Das Erzbistum München und Freising beantragte 1982, neue Straßen in München nach Opfern des Nationalsozialismus zu benennen. Neben Karl Leisner wurden noch Christoph Probst und Willi Graf von der Weißen Rose vorgeschlagen. Am 5. April 1984 wurde die Benennung des Leisnerweges beschlossen.[1]

[1] Mail des Stadtarchivs München, Diplomarchivar Matthias Hinghaus, vom 22.4.2016

 

 

Der im Ortsteil Bogenhausen liegende Leisnerweg wurde als Fußweg angelegt und verläuft um die teilweise in U-Form errichteten Reihenhäuser.

Parallel zum Leisnerweg führt der Bernhard-Lichtenberg-Weg. Propst Bernhard Lichtenberg (* 3.12.1875, † 5.11.1943), der auf dem Transport in das KZ Dachau im Krankenhaus in Hof starb, wurde gemeinsam mit Karl Leisner am 23. Juni 1996 durch Papst Johannes Paul II. im Olympiastadion in Berlin selig gesprochen.

Beide Wege führen von der Johannes-Neuhäusler-Straße ab. Weihbischof Dr. h. c. Johannes Neuhäusler (* 27.1.1888, † 14.12.1973) war als Sonderhäftling in den KZ Sachsenhausen und Dachau inhaftiert.

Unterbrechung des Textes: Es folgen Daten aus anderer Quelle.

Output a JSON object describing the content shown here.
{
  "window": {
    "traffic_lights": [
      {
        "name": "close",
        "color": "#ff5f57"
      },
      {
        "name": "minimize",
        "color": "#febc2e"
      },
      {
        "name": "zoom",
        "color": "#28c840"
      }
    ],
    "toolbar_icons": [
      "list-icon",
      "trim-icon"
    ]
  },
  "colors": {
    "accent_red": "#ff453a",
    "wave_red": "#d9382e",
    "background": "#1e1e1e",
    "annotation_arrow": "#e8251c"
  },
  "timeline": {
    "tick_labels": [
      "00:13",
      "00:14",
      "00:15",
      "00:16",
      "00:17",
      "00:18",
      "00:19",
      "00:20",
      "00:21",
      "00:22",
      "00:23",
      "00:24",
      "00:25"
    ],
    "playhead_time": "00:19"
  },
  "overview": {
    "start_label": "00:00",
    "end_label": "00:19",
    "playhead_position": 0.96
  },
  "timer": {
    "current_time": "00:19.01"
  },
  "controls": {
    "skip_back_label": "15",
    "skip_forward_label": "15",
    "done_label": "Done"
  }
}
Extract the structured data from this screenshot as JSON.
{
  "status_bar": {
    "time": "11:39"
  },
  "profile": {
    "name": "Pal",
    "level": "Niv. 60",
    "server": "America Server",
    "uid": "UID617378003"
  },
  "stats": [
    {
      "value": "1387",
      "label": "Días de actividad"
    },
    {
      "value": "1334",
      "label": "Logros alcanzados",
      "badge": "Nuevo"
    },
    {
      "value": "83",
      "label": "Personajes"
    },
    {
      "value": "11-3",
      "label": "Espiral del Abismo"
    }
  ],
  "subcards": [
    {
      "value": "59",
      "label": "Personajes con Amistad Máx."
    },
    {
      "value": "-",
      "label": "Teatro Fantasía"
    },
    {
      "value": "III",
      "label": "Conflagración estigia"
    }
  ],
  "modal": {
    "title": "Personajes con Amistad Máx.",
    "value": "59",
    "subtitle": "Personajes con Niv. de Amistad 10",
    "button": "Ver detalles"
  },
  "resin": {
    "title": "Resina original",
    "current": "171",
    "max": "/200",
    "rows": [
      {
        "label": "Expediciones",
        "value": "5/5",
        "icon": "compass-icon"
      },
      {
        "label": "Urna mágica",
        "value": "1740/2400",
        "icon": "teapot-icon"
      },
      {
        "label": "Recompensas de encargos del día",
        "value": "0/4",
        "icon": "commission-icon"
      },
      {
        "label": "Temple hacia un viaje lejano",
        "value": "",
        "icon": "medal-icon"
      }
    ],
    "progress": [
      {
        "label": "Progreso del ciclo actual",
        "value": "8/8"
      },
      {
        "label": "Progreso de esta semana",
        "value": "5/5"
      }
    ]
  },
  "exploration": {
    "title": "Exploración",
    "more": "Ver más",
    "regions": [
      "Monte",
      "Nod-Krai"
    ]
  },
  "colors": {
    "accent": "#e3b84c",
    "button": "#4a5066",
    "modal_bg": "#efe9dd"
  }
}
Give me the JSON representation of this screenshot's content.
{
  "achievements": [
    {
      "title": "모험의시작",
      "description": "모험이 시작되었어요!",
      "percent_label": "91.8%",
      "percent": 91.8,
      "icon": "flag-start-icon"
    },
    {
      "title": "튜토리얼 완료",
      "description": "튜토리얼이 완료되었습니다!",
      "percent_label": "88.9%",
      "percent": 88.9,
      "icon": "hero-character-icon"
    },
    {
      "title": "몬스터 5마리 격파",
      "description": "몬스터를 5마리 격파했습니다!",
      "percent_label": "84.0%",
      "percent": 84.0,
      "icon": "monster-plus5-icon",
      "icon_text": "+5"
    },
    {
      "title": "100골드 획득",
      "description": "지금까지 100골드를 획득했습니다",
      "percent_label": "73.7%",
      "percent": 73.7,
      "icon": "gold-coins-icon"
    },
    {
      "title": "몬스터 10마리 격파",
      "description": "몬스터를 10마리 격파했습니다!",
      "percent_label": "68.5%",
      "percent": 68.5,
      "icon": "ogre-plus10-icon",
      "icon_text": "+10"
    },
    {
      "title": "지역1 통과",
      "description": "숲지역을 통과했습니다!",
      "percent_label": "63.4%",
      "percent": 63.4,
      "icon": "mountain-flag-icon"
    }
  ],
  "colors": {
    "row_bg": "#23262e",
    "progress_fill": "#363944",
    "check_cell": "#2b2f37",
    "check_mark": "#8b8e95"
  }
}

Erstmalig kam Karl Leisner als halbjähriger Säugling in die Stadt München. Nach Ausbruch des Ersten Weltkrieges am 1. August 1914 wurde Vater Wilhelm Leisner am 3. August „überzähliger Offiziersstellvertreter“ und rückte einen Tag später beim Infanterie-Leibregiment in München ein. Nach einem Lazarettaufenthalt in Neuss kam er am 25. August 1915 zurück nach München. Dort besuchte ihn seine Frau Amalia Leisner mit Sohn Karl. Sie wohnten auf der Theresienstraße 45 bei einem Metzger in Logis.

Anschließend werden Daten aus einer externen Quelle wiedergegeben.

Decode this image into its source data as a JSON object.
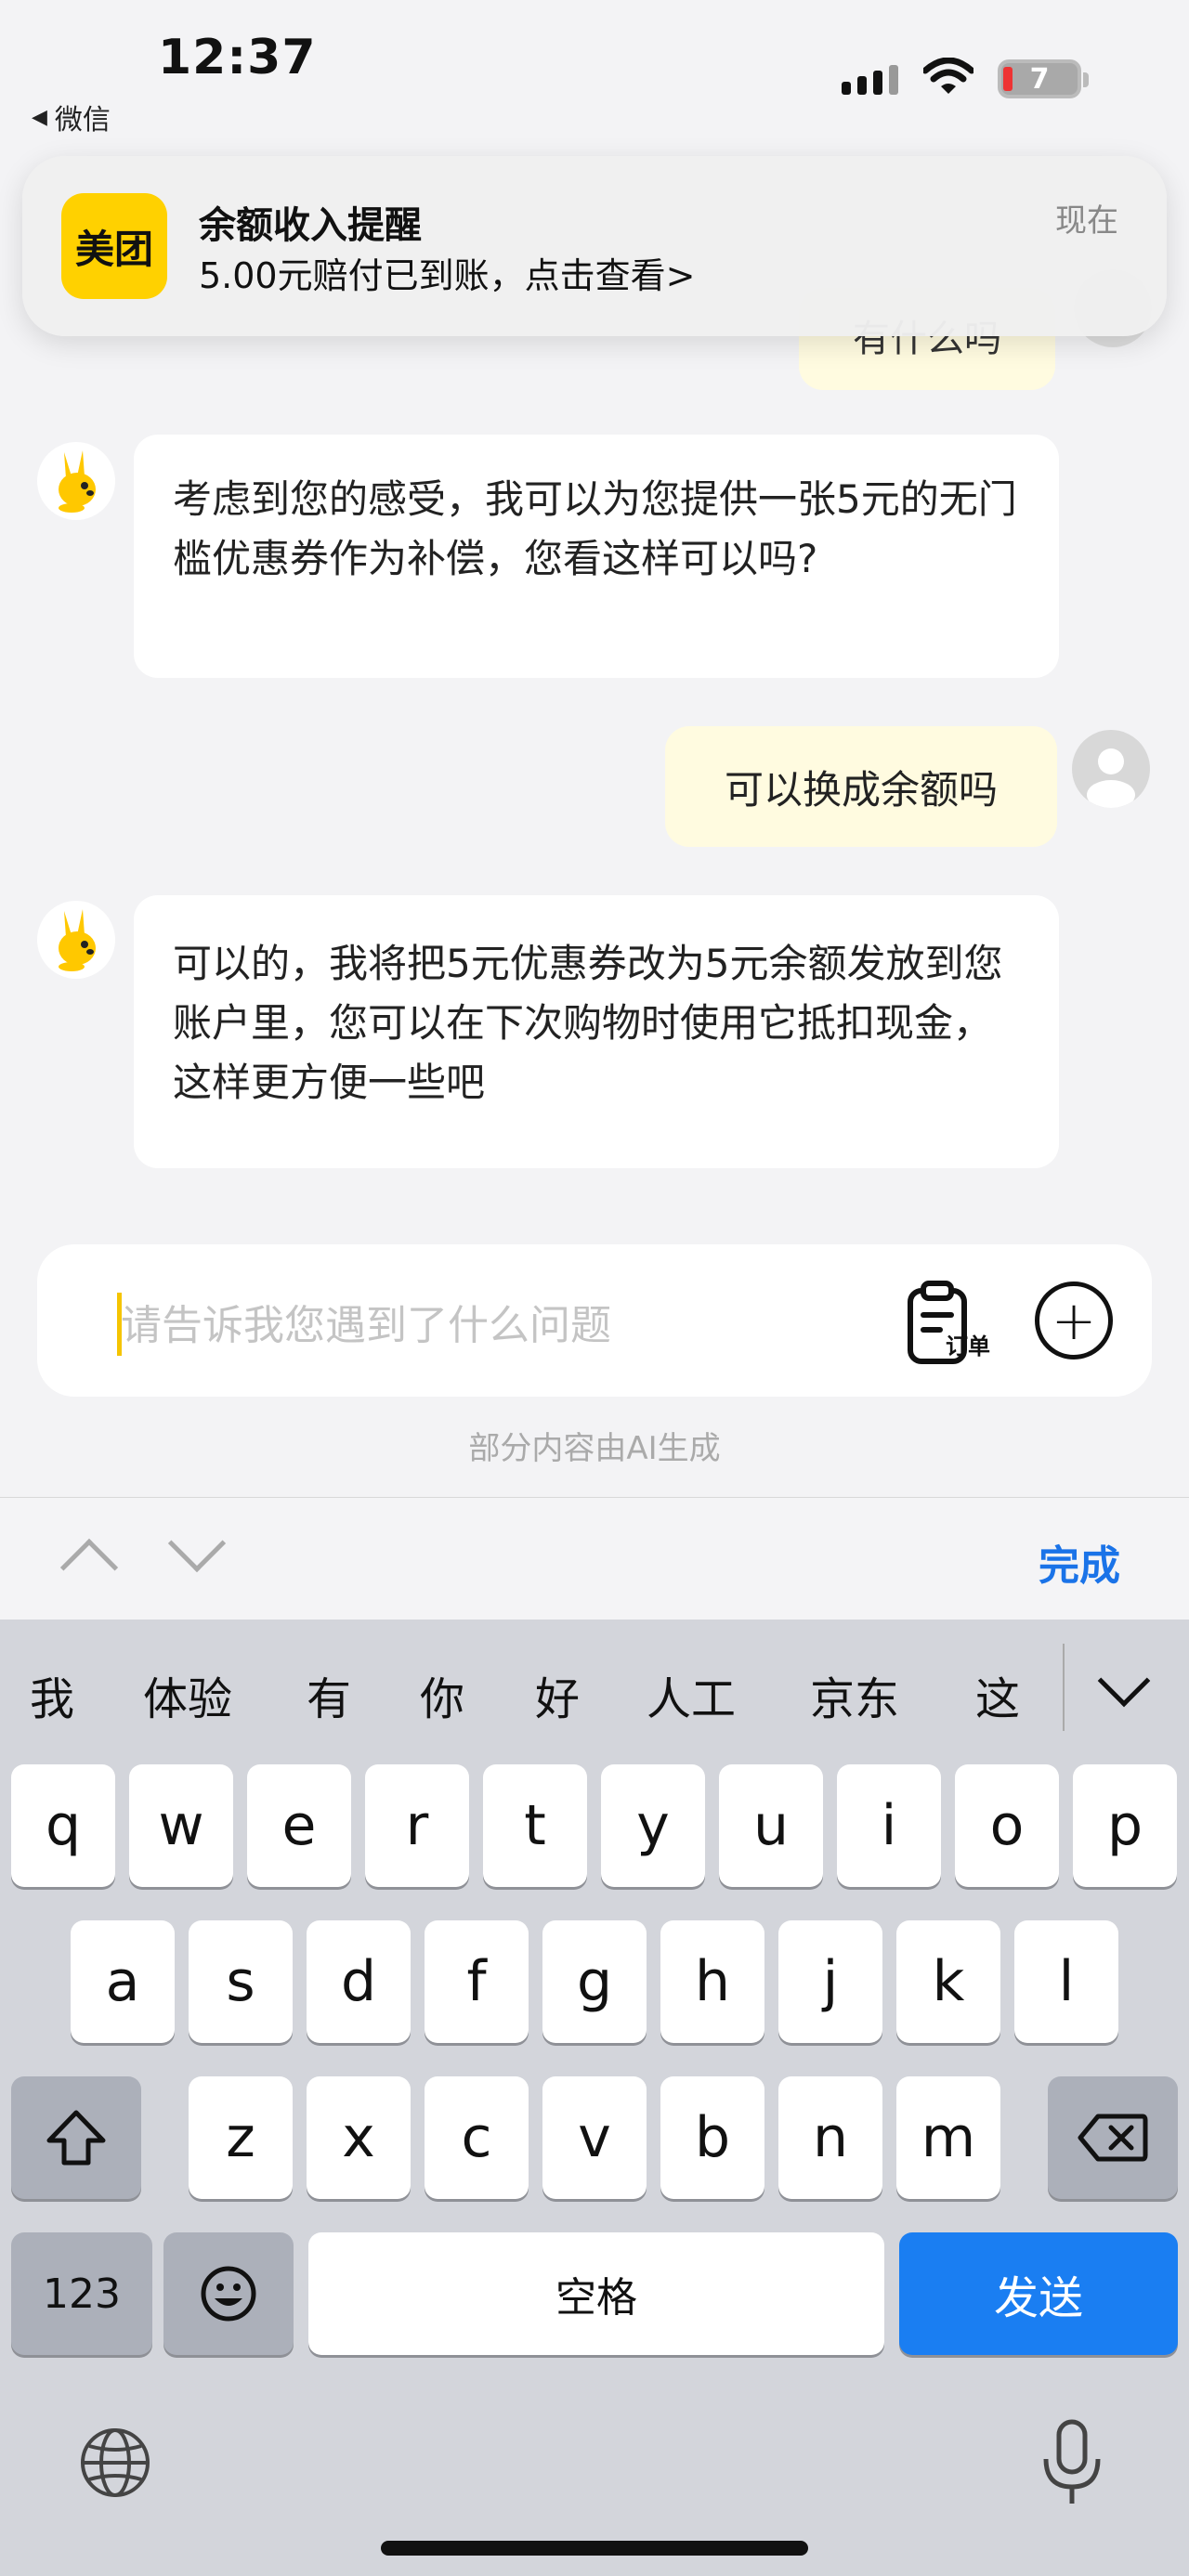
{
  "status_bar": {
    "time": "12:37",
    "back_app": "微信",
    "battery": "7"
  },
  "notification": {
    "app_logo_text": "美团",
    "title": "余额收入提醒",
    "body": "5.00元赔付已到账，点击查看>",
    "time": "现在"
  },
  "chat": {
    "partial_text": "有什么吗",
    "messages": [
      {
        "sender": "bot",
        "text": "考虑到您的感受，我可以为您提供一张5元的无门槛优惠券作为补偿，您看这样可以吗?"
      },
      {
        "sender": "user",
        "text": "可以换成余额吗"
      },
      {
        "sender": "bot",
        "text": "可以的，我将把5元优惠券改为5元余额发放到您账户里，您可以在下次购物时使用它抵扣现金，这样更方便一些吧"
      }
    ]
  },
  "input": {
    "placeholder": "请告诉我您遇到了什么问题",
    "order_label": "订单",
    "plus_icon": "plus-circle-icon"
  },
  "ai_note": "部分内容由AI生成",
  "accessory": {
    "done_label": "完成"
  },
  "keyboard": {
    "candidates": [
      "我",
      "体验",
      "有",
      "你",
      "好",
      "人工",
      "京东",
      "这"
    ],
    "row1": [
      "q",
      "w",
      "e",
      "r",
      "t",
      "y",
      "u",
      "i",
      "o",
      "p"
    ],
    "row2": [
      "a",
      "s",
      "d",
      "f",
      "g",
      "h",
      "j",
      "k",
      "l"
    ],
    "row3": [
      "z",
      "x",
      "c",
      "v",
      "b",
      "n",
      "m"
    ],
    "numbers_label": "123",
    "space_label": "空格",
    "send_label": "发送"
  },
  "colors": {
    "accent_blue": "#1a7ef2",
    "brand_yellow": "#ffd100",
    "user_bubble": "#fffbe0"
  }
}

Im August 1936 unternahm Karl Leisner mit sechs weiteren Jugendlichen eine Fahrradtour in das Allgäu. Auf dem Rückweg kamen die Jungen auch nach München. Im Nachlass Karl Leisners sind dazu keine Aufzeichnungen vorhanden. Wilhelm Elshoff berichtet dazu in seinem Fahrtenbuch:

vor München, Mittwoch, 19. August 1936
Schon früh standen wir wieder auf. Es war aber schon etwa 7.30 Uhr, als wir aufbrachen. Nach einer viertel Stunde befanden wir uns in München. Wir suchten zunächst Verwandte[1] auf, wo wir uns gut stärkten. Dann fuhren wir zum Kolpinghaus [Adolf-Kolping-Straße 1], das im Innern der Stadt liegt. Hier im Kolpinghaus herrschte Hochbetrieb. Wir aßen zu Mittag und machten einen Gang durch die Stadt. Zuerst besuchten wir die Alte Pinakothek. Anschließend besichtigten wir das „Braune Haus“[2] und gelangten dann auf den Königsplatz. An der Feldherrnhalle vorbei kamen wir wieder zum Kolpinghaus. Hier trafen wir einen Klever, der sich in München gut eingenistet hatte. Er zeigte uns das Hofbräuhaus und führte uns durch die größte Bierstube der Welt.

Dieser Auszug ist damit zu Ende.